Model demonstrates ability to generate complex genetic structures
Testing shows that Evo 2 independently grasps various biological characteristics and can generate complete mitochondrial genomes, prokaryotic genomes, and eukaryotic chromosomes matching the length and complexity of natural ones. When analyzing mutations in the breast cancer gene BRCA1, the system nearly matched the accuracy of the best existing AI models in identifying disease-causing changes.
The researchers discovered that using inference time search - where Evo 2 generates multiple possible sequences and filters them through an evaluation function - allows precise control over complex epigenomic structures like chromatin accessibility. This marks the first demonstration of scaling results for inference time computing in biology.

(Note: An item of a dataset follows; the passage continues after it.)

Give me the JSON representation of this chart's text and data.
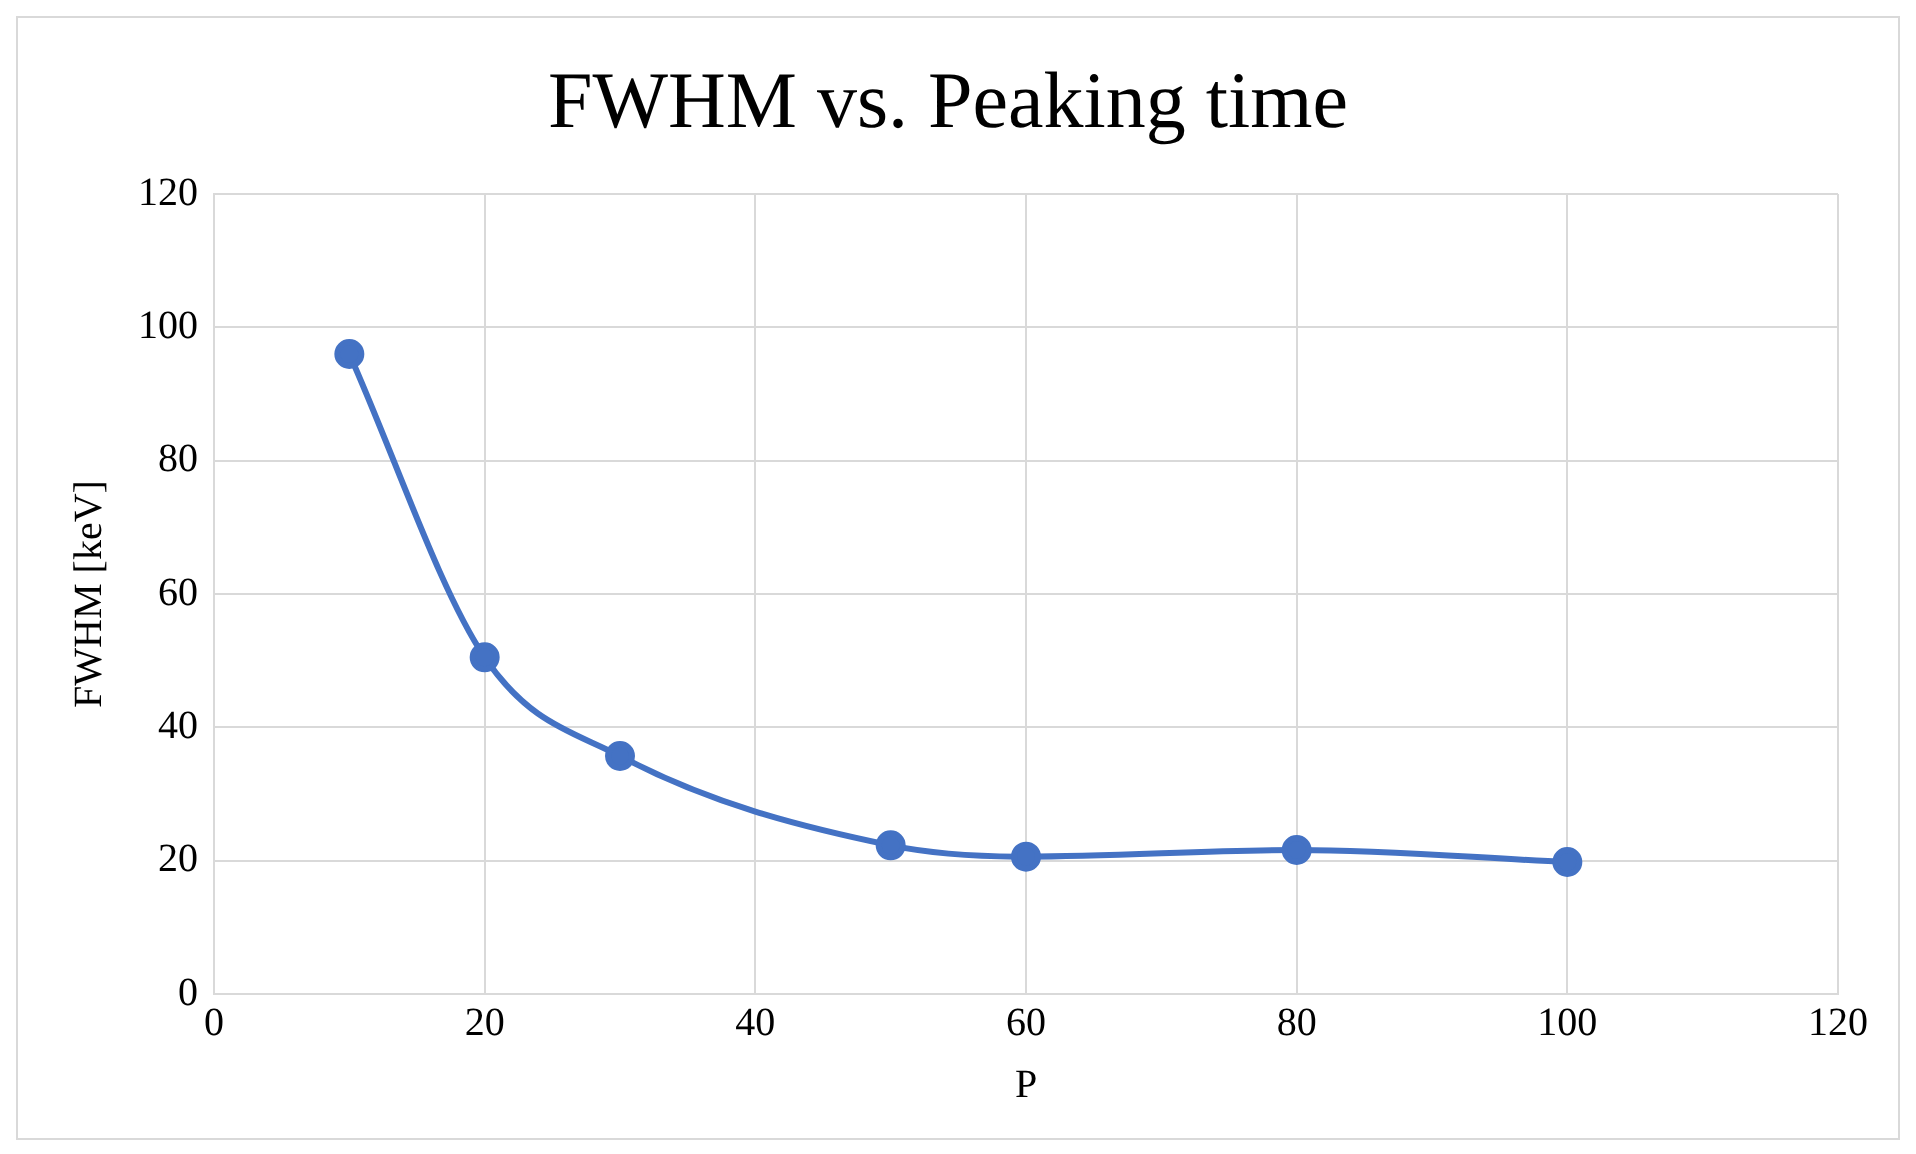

The ability to control chromatin accessibility - how tightly DNA is packed in the cell nucleus - is particularly significant. This packaging determines whether genes can be accessed and activated by cellular proteins or remain silent. Through its combined use of generative modeling and inference time search, Evo 2 can design DNA sequences with specific epigenetic regulatory patterns, precisely defining which regions should be accessible or inactive.
Open source release aims to accelerate biological research
To help advance biological research and design, the team has made Evo 2 completely open source, including model parameters, training and inference code, and the OpenGenome2 dataset. This makes it one of the largest fully open models in the field. Like its predecessor Evo 1, it uses a hybrid architecture from the StripedHyena series.
Evo 2 represents a major leap forward from Evo 1. The new model trained on 30 times more data and covers a much wider range of life forms by including eukaryotes. Its sequence context expanded from 8,000 to 1 million base pairs, enabled partly by the new "StripedHyena 2" architecture. While Evo 1 could only work with prokaryotes, Evo 2 makes genome-wide predictions across all life domains with improved accuracy.
Still a lot of work to do
Stanford computational biologist Anshul Kundaje praised the model's technical architecture but questioned whether it truly understands the remote non-coding sequences that regulate gene activity.
Brian Hie from Stanford and Arc Institute acknowledges that while Evo 2's generated genomes improve on its predecessor's work, they likely wouldn't function in living cells yet. The team deliberately excluded human and complex organism pathogens from the training data for ethical and safety reasons, and ensured the model won't provide useful responses about these pathogens.